TD Ameritrade stands out as one of the few portfolios that is capturing more of the upside than the downside. TD relies heavily on a large-cap fund for its equity allocation. Domestic large caps have been one of the best performing areas of the market over the past two years. Additionally, the portfolio invests in a Barclays Aggregate Bond Index-tracking fund, which holds all investment- grade issues and relies heavily on treasuries. Both areas of the market have provided protections during the downturn.
Wells Fargo and Axos Invest also showed higher upside participation than downside participation. Wells Fargo holds a series of smart-beta funds on the equity side that may have helped them capture more upside than downside. Axos Invest has been one of the most active traders, executing both TLH trades and regularly executing rebalancing trades during the tumultuous previous months. With these rebalancing trades, Axos sold fixed income and purchased equities as markets fell. This may have contributed to the portfolio’s ability to capture more of the up than down market.
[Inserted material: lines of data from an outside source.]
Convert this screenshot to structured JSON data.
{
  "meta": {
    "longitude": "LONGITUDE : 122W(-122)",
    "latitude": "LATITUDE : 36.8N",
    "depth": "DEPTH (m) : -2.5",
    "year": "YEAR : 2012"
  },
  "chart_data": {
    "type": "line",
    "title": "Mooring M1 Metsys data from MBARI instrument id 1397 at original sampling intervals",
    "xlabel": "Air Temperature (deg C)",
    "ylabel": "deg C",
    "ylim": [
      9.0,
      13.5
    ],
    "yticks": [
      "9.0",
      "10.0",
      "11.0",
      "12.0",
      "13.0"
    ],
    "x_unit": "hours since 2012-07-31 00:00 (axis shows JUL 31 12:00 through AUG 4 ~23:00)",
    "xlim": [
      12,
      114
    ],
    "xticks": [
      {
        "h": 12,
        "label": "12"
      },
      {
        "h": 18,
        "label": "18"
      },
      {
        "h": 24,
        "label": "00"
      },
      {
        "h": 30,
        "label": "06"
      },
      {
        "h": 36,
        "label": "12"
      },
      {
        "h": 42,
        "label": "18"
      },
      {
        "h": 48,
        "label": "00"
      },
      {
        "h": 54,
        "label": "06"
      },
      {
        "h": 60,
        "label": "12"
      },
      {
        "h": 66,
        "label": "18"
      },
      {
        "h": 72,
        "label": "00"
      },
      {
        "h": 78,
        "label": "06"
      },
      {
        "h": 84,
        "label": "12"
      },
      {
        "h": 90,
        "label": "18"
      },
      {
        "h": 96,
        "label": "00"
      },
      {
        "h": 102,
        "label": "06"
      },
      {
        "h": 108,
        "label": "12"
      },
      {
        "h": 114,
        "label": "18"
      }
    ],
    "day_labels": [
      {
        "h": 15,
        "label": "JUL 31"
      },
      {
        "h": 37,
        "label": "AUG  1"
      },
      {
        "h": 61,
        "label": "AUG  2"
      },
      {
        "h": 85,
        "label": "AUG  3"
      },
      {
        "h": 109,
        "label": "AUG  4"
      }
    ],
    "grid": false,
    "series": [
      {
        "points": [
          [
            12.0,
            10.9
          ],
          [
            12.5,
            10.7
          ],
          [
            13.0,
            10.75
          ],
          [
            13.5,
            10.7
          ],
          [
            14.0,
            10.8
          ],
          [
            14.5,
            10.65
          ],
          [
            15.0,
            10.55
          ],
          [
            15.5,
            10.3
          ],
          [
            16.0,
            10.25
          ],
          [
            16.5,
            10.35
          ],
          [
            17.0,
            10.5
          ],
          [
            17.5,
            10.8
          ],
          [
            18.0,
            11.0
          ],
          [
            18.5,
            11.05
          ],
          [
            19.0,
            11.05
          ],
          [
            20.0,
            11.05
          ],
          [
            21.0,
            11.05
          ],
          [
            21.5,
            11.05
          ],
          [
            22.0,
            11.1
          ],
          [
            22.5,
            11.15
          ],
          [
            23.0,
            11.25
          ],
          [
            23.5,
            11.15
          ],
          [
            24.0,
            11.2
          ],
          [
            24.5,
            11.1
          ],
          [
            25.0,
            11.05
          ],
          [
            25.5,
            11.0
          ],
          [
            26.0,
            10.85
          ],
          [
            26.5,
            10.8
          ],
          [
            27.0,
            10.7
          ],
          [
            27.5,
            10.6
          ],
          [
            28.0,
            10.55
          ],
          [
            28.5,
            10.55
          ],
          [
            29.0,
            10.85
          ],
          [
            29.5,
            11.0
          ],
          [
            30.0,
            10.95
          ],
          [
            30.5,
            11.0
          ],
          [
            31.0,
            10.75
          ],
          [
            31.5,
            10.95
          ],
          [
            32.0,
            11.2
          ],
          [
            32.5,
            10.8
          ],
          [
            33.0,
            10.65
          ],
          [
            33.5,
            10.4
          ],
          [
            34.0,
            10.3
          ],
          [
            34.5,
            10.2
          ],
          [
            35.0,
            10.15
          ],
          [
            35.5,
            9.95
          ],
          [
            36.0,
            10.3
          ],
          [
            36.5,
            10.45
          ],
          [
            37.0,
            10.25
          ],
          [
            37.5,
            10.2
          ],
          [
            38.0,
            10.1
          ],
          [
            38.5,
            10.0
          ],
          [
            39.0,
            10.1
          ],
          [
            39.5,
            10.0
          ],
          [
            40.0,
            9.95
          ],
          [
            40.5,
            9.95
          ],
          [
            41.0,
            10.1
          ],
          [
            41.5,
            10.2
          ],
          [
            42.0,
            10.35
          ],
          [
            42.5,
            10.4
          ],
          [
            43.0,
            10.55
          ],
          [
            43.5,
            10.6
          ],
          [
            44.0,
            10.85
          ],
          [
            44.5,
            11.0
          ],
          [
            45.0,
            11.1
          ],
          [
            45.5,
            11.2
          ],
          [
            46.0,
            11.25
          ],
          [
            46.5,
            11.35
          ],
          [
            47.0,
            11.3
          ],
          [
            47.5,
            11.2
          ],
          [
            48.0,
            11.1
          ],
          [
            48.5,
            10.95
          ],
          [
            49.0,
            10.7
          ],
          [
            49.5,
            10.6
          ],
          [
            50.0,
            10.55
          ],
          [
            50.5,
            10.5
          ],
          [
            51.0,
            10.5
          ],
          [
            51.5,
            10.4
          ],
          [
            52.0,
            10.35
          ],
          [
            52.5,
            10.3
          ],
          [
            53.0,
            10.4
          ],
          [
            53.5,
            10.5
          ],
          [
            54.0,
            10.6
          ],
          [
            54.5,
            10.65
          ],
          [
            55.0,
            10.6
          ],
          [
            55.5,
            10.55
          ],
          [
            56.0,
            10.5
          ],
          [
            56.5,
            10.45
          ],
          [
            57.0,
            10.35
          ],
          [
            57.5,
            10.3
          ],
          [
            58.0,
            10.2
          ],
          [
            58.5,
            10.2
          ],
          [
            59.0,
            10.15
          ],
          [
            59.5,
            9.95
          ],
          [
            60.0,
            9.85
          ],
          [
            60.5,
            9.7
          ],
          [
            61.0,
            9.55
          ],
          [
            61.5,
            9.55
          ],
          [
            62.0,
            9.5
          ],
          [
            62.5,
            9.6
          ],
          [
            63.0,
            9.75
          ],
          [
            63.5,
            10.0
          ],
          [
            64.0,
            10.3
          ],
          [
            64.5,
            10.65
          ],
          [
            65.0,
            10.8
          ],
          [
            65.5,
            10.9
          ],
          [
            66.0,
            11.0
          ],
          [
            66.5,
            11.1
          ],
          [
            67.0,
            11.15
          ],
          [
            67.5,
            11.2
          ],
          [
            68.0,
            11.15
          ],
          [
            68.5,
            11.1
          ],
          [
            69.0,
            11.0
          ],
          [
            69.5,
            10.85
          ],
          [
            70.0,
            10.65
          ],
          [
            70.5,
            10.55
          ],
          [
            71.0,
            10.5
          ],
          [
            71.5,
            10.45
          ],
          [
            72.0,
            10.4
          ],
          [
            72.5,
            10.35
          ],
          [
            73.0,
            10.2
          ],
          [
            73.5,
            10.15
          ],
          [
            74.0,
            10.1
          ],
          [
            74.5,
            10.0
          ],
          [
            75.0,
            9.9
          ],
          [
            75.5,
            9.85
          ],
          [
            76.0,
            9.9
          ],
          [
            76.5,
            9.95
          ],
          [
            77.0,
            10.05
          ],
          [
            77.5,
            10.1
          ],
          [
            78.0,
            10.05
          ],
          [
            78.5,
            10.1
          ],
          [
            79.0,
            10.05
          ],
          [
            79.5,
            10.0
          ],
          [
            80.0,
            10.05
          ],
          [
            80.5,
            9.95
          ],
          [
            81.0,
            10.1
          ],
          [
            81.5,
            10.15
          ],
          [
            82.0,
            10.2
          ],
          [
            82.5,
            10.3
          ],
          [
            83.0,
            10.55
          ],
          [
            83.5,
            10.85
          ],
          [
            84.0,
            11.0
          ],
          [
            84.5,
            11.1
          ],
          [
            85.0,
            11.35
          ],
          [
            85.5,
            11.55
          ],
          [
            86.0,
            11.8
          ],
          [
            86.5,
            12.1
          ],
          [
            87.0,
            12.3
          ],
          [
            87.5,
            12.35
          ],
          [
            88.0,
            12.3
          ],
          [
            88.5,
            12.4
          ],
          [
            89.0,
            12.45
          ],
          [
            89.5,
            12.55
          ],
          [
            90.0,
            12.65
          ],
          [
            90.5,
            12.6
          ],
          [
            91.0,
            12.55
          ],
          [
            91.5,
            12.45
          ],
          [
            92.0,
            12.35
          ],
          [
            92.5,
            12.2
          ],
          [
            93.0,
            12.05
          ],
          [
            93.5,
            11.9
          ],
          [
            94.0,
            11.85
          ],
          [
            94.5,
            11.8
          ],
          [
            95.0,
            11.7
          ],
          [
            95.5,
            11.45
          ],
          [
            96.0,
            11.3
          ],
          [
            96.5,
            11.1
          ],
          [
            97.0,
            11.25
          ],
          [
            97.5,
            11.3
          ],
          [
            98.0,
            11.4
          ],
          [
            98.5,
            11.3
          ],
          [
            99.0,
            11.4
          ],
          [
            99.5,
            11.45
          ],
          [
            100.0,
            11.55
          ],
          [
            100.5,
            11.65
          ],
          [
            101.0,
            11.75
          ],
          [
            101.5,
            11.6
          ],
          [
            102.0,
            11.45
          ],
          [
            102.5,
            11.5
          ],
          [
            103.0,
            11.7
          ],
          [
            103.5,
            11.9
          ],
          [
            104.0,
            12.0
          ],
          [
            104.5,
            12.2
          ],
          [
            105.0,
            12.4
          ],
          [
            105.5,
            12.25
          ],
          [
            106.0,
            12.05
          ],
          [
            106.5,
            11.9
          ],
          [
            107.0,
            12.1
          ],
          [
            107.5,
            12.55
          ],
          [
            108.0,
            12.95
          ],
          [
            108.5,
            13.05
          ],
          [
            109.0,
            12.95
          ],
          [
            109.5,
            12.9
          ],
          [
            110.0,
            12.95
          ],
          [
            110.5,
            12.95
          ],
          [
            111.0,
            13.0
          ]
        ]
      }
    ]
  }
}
The Wealthsimple and Wealthsimple SRI portfolios both graph at the bottom end of the upside and downside chart. The Wealthsimple portfolio achieved the lowest downside capture while maintaining a nearly 60% equity allocation. Two factors drove these results. First, Wealthsimple now owns significant allocations to minimum volatility funds, which should damper both the upside and downside of the portfolio. The second factor is that Wealthsimple’s fixed income is long in duration and high in quality. These holdings performed well during the recent volatility, limiting the impact of that dramatic fall in equity markets.
Generally, results underscore the difficulty of portfolios to capture more upside than down side in the markets. Most robo portfolios are designed to be well-diversified and low cost, not to provide significant outperformance or asymmetric returns in up and down markets. We would not expect standard portfolios at most providers to effectively capture asymmetric upside and downside capture ratios.